By Andy Sambidge  www.arabianbusiness.com

More than $6bn worth of hotel projects are due for completion in the Middle East by 2013 but greater emphasis is being put on sustainability, an industry expert said on Sunday.

Hotel construction shows no sign of slowing down in the Middle East. (Getty Images)
Hotel construction shows no sign of slowing down in the Middle East. (Getty Images)

Despite the spectre of a double-dip recession in Europe and the US, as well as unrest in the MENA region, hospitality infrastructure and the associated supplies industry were still witnessing steady growth, Frederique Maurell, exhibition director, The Hotel Show, said.

“Despite macro-economic indicators, there is little doubt that the regional hospitality industry is now experiencing solid if unspectacular growth,” she said.

“With over $6 billion worth of hotel projects, mainly in the UAE, Qatar and Saudi Arabia, still due for completion by 2013, the industry is looking forward with renewed confidence,” she added.

“We are, quite naturally perhaps, already seeing greater emphasis on sustainability and technology, not only to save energy, enhance efficiency and save money.”

Last month, hotel industry data analysts STR Global said selected markets in the Middle East hospitality sector would see more than half their current supply of hotels coming online in the next few years.

Elizabeth Randall, managing director of STR Global,said the glut of development in the region could create “challenging market conditions” in the short term.

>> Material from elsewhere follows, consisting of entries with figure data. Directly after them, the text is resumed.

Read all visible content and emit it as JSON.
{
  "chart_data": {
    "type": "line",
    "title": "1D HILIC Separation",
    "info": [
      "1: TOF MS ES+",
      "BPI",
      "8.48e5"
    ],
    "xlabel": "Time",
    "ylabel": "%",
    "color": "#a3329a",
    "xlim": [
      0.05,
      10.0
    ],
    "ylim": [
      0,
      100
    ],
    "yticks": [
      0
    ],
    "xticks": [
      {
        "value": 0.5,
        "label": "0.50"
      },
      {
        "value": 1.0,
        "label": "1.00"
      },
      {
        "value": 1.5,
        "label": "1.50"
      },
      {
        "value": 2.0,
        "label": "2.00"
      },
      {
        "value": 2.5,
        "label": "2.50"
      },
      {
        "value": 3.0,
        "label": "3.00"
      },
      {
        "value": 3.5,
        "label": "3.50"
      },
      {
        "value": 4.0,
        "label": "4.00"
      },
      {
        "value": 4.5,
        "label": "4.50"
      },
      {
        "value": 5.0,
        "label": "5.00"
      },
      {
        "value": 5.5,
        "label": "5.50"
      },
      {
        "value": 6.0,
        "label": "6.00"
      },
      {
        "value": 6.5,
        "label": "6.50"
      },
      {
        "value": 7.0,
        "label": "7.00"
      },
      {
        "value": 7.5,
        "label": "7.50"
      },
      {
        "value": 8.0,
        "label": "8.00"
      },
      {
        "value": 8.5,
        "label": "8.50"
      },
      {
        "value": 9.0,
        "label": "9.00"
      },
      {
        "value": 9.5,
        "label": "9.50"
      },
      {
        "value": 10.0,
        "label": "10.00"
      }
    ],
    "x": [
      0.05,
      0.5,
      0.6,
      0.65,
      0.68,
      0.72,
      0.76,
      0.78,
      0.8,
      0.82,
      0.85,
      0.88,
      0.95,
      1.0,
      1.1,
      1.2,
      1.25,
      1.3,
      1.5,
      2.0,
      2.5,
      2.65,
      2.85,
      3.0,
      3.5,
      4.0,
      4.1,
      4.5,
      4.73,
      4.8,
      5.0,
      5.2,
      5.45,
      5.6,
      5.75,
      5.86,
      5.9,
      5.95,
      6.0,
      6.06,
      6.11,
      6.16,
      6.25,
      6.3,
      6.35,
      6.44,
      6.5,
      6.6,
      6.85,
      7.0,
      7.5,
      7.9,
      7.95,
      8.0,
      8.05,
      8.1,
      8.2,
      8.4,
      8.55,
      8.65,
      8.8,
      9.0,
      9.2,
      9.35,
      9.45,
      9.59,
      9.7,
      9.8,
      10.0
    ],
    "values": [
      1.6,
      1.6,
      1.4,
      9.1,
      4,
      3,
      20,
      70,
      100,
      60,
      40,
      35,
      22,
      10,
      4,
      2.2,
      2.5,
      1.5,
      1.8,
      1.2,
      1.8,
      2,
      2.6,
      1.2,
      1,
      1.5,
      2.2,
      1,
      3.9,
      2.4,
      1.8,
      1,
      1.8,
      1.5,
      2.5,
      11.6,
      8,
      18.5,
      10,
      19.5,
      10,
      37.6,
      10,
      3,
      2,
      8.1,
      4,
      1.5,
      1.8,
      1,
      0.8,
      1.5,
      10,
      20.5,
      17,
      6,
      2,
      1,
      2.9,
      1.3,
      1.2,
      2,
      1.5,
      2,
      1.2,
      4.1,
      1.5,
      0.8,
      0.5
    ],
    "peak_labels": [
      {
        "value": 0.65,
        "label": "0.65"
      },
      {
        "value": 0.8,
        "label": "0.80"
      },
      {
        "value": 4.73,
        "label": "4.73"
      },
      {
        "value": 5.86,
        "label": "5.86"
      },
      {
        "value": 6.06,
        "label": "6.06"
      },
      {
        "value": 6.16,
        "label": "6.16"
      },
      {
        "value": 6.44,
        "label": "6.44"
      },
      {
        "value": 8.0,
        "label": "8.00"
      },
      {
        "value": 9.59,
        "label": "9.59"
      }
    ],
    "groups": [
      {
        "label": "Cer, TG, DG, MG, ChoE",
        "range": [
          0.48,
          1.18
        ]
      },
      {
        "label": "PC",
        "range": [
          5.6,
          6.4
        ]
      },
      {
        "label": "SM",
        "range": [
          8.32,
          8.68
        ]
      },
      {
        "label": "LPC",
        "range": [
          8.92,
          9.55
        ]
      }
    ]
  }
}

She said Abu Dhabi was likely to report the largest increase in supply (89.4 percent) if every one of the 13,405 additional rooms in its total active pipeline open.

Other markets to expect significant increases in existing supply include Riyadh, Saudi Arabia (77.2 percent with 4,831 rooms in its total active pipeline); Jeddah, Saudi Arabia (50.5 percent with 3,033 rooms); Muscat, Oman (49.5 percent with 1,931 rooms); and Dubai (49.2 percent with 28,474 rooms).

STR Global also said occupancy rates at hotels in the Middle East and North Africa region fell more than 12 percent in February.

According to data compiled by STR Global, the region’s occupancy dropped to 56.7 percent but a large part of this fall was seen in Egypt where rates slumped 79 percent compared to the same period in 2010, due to the political unrest.

Despite the occupancy declines, the region’s average daily rate (ADR) rose 17.1 percent to $188.53, and its revenue per available room (RevPAR) went up 2.3 percent to $106.92.

The Hotel Show will place at the Dubai World Trade Centre on May 17-19, with 400 exhibitors representing 25 countries.